TAKING A DEEPER LOOK
AV: It's a tired conversation to state these non Marvel Studios films go off on weird story arcs and unnecessary tangents. These screenplays butcher perfectly legit stories and dumb them down to experiments in absurdity. The Wolverine suffers from a wandering, listless identity crisis... BUT, the first half of this movie is introspective, exceptionally well shot and so rich in character-driven story telling, it may be amongst the best I have seen. The end is unfortunately a mish-mash of bunk that is as hard to swallow as it is to watch. The beginning feels very much like an entirely different movie than the ending. That said, I liked it overall and would encourage others to check it out as well. P-Man?
TP: I don’t know exactly where they dropped the ball here Vader, but I can think of a few areas that certainly need some attention, starting with the plot. With so much material in comics, for the plot to be so shoddy is inexcusable. Somehow we are supposed to believe that the gratitude of having your life saved culminates in a murder plot for the one that saved it. Umm... lame. In comics the Silver Samurai has innate power, so why not simply keep that instead of making Viper a mutant... which she certainly is not. Such a rich and profound character reduced to a “mutant” cameo... sad. On top of all that, losing the claws was just dumb. All it did was open the door for a future plot device, equally ridiculous. The complete mish-mash of so many comic elements from past Wolverine stories, thrown together with no coherent plot, made this film as dicey as the bloodless ninjas on the business end of the claws.
AV: As of the writing of this post, Hugh Jackman is discussing a four-picture, $100 million deal that would cement him as Wolverine for the foreseeable future. There is no doubt we will see him in future installments. The post-credit sequence is clearly a build-up to X-Men: Days of Future Past, due out next summer (2014) and his one of the most exciting moments in the film. We need more Wolverine and we demand better scripts! Ponty?
TP: Why was I so sure somebody wanted to look back on the Wolverine films and say “trilogy”? Now you say four? I shudder to think where they will go next because they never seem to get there via the familiar roads already paved. Yes, after the credits we get teased by a scene that looks toward the future for the X-Men... but that doesn’t make me any more optimistic about another Wolverine film... never mind another two.

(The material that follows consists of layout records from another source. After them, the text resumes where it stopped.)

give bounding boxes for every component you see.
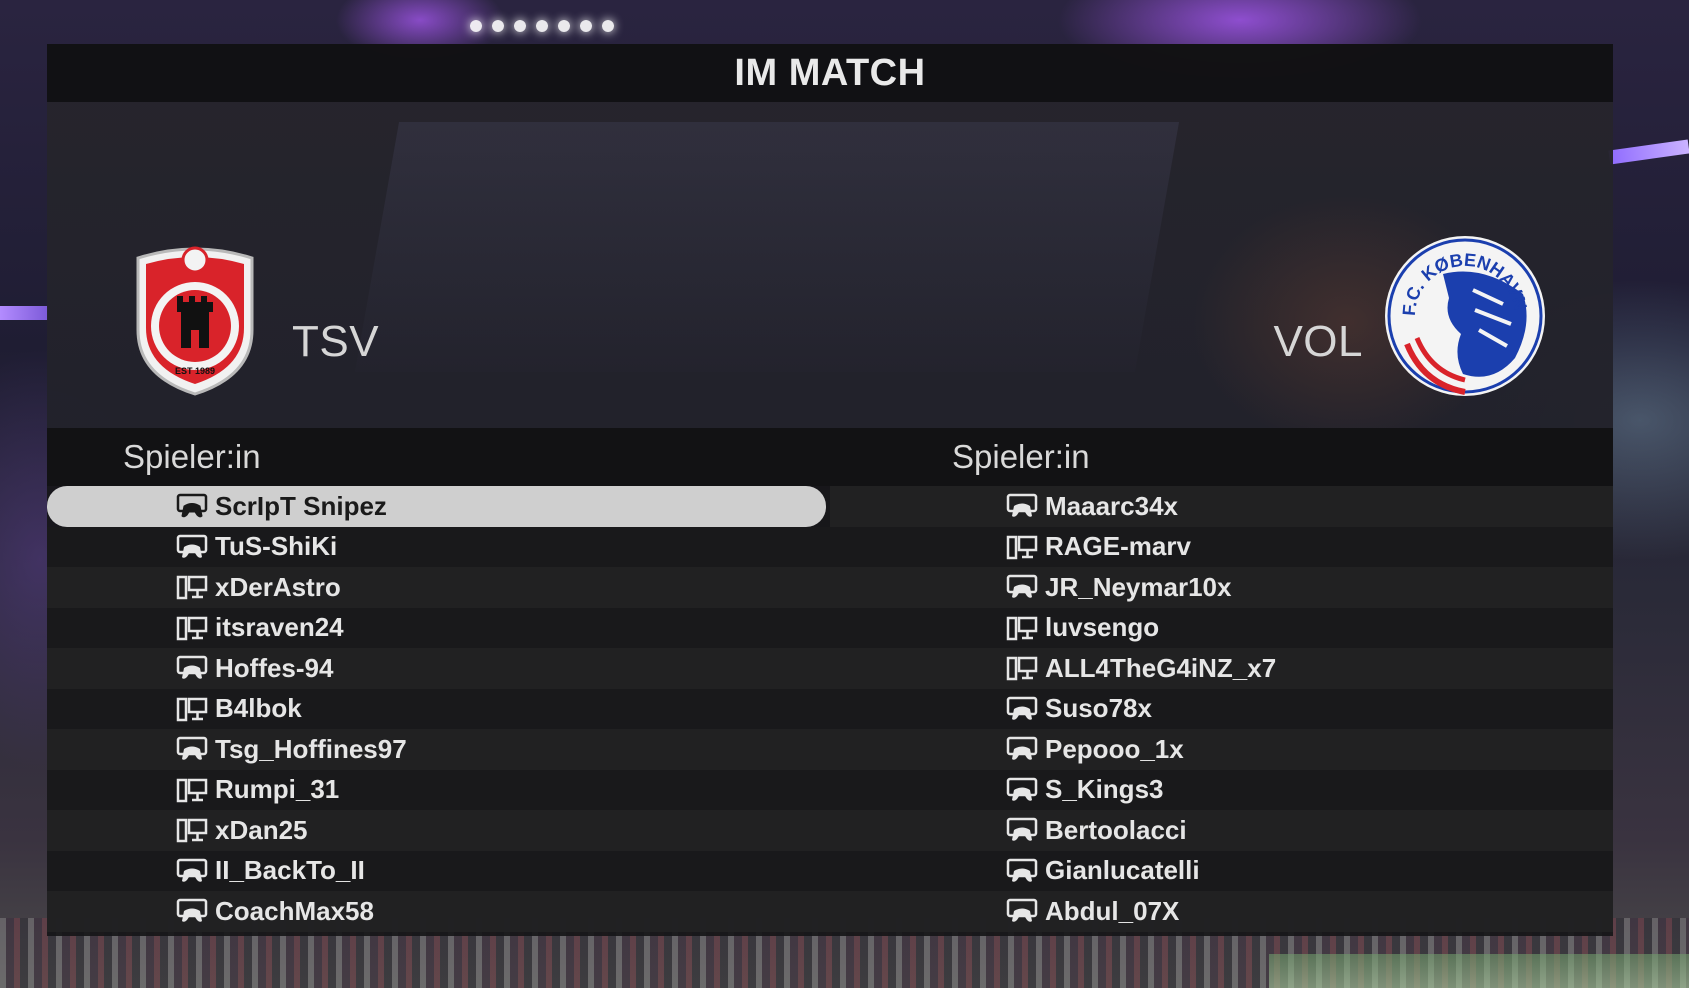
console-icon	[1005, 816, 1039, 844]
player-name: RAGE-marv	[1045, 531, 1191, 562]
pc-icon	[175, 614, 209, 642]
player-name: ScrIpT Snipez	[215, 490, 387, 521]
away-player-row[interactable]: Bertoolacci	[830, 810, 1613, 851]
pc-icon	[175, 816, 209, 844]
home-player-row[interactable]: TuS-ShiKi	[47, 526, 830, 567]
pc-icon	[1005, 654, 1039, 682]
player-name: CoachMax58	[215, 895, 374, 926]
home-player-row[interactable]: CoachMax58	[47, 891, 830, 932]
console-icon	[1005, 735, 1039, 763]
away-team-name: VOL	[1273, 317, 1363, 366]
stadium-lights	[470, 20, 614, 32]
page-title: IM MATCH	[734, 51, 926, 94]
console-icon	[1005, 492, 1039, 520]
home-player-row[interactable]: itsraven24	[47, 607, 830, 648]
home-players-header: Spieler:in	[47, 428, 830, 486]
away-player-row[interactable]: Gianlucatelli	[830, 850, 1613, 891]
away-player-row[interactable]: S_Kings3	[830, 769, 1613, 810]
console-icon	[1005, 897, 1039, 925]
home-player-row[interactable]: II_BackTo_II	[47, 850, 830, 891]
pc-icon	[175, 695, 209, 723]
home-player-row[interactable]: Tsg_Hoffines97	[47, 729, 830, 770]
away-player-row[interactable]: Suso78x	[830, 688, 1613, 729]
console-icon	[175, 654, 209, 682]
console-icon	[175, 533, 209, 561]
console-icon	[175, 897, 209, 925]
home-player-row[interactable]: ScrIpT Snipez	[47, 486, 826, 527]
pc-icon	[175, 573, 209, 601]
player-name: S_Kings3	[1045, 774, 1164, 805]
away-players-header: Spieler:in	[830, 428, 1613, 486]
pitch-strip	[1269, 954, 1689, 988]
console-icon	[175, 492, 209, 520]
match-panel: IM MATCH EST 1989 TSV VOL F.C. KØBENHAVN…	[47, 44, 1613, 936]
away-player-row[interactable]: JR_Neymar10x	[830, 567, 1613, 608]
player-name: ALL4TheG4iNZ_x7	[1045, 652, 1277, 683]
player-name: Maaarc34x	[1045, 490, 1178, 521]
away-player-row[interactable]: ALL4TheG4iNZ_x7	[830, 648, 1613, 689]
away-player-row[interactable]: Abdul_07X	[830, 891, 1613, 932]
console-icon	[1005, 776, 1039, 804]
console-icon	[175, 735, 209, 763]
player-name: Hoffes-94	[215, 652, 334, 683]
away-player-row[interactable]: Pepooo_1x	[830, 729, 1613, 770]
away-team-crest: F.C. KØBENHAVN	[1385, 236, 1545, 396]
player-name: luvsengo	[1045, 612, 1160, 643]
away-rows: Maaarc34x RAGE-marv JR_Neymar10x luvsengo AL…	[830, 486, 1613, 932]
player-name: Suso78x	[1045, 693, 1152, 724]
console-icon	[1005, 857, 1039, 885]
away-player-row[interactable]: Maaarc34x	[830, 486, 1613, 527]
teams-banner: EST 1989 TSV VOL F.C. KØBENHAVN	[47, 102, 1613, 428]
home-player-row[interactable]: xDerAstro	[47, 567, 830, 608]
console-icon	[1005, 573, 1039, 601]
player-name: xDan25	[215, 814, 308, 845]
light-beam-right	[1608, 139, 1689, 165]
home-player-row[interactable]: B4lbok	[47, 688, 830, 729]
home-player-row[interactable]: xDan25	[47, 810, 830, 851]
player-name: Bertoolacci	[1045, 814, 1187, 845]
player-name: xDerAstro	[215, 571, 341, 602]
light-beam-left	[0, 306, 48, 320]
home-player-row[interactable]: Hoffes-94	[47, 648, 830, 689]
stand-backdrop	[354, 122, 1180, 372]
pc-icon	[175, 776, 209, 804]
console-icon	[175, 857, 209, 885]
title-bar: IM MATCH	[47, 44, 1613, 102]
player-name: Rumpi_31	[215, 774, 340, 805]
player-name: Pepooo_1x	[1045, 733, 1184, 764]
away-player-list: Spieler:in Maaarc34x RAGE-marv JR_Neymar10…	[830, 428, 1613, 936]
player-name: II_BackTo_II	[215, 855, 365, 886]
player-name: B4lbok	[215, 693, 302, 724]
player-name: Gianlucatelli	[1045, 855, 1200, 886]
home-crest-text: EST 1989	[175, 366, 215, 376]
player-name: itsraven24	[215, 612, 344, 643]
home-rows: ScrIpT Snipez TuS-ShiKi xDerAstro itsraven2…	[47, 486, 830, 932]
player-name: JR_Neymar10x	[1045, 571, 1232, 602]
away-player-row[interactable]: RAGE-marv	[830, 526, 1613, 567]
player-name: Abdul_07X	[1045, 895, 1180, 926]
away-player-row[interactable]: luvsengo	[830, 607, 1613, 648]
pc-icon	[1005, 533, 1039, 561]
player-name: TuS-ShiKi	[215, 531, 338, 562]
home-team-name: TSV	[292, 317, 380, 366]
player-name: Tsg_Hoffines97	[215, 733, 407, 764]
home-player-list: Spieler:in ScrIpT Snipez TuS-ShiKi xDerAst…	[47, 428, 830, 936]
console-icon	[1005, 695, 1039, 723]
pc-icon	[1005, 614, 1039, 642]
home-player-row[interactable]: Rumpi_31	[47, 769, 830, 810]
home-team-crest: EST 1989	[136, 246, 254, 396]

ARTH VADER Rates The Wolverine: Somehow, even after a fifth appearance on screen, the Wolverine is almost but just not quite there. It's fun, he's furry, he's furious and unfortunately the screenplay still plays like a schizophrenic day dream. But that doesn't stop this from being a frenzied, fun-filled fight fest full feral, flash-ripping fun (don't worry true believers, the theatrical release sports a PG-13 rating but the forthcoming director's cut Blue-Ray DVD will show this movies true color: Red!). Though it still struggles to find it's sense of self, The Wolverine is worthy of a healthy eight (8) Adamantium-filled busted blocks.
THE PONTIFICATOR rates The Wolverine: I really tried to like this film and it helped to have some good scenes and Jackman’s rendition of the character be so endearing, but in the end, much of it was stale. Even though I enjoyed the Silver Samurai (changed as he was), the final battle was somewhat anti-climactic and the waste of Viper and the opportunity for some serious ninja scenes left me feeling heavy... and left this film only able to slice six (6) busted blocks.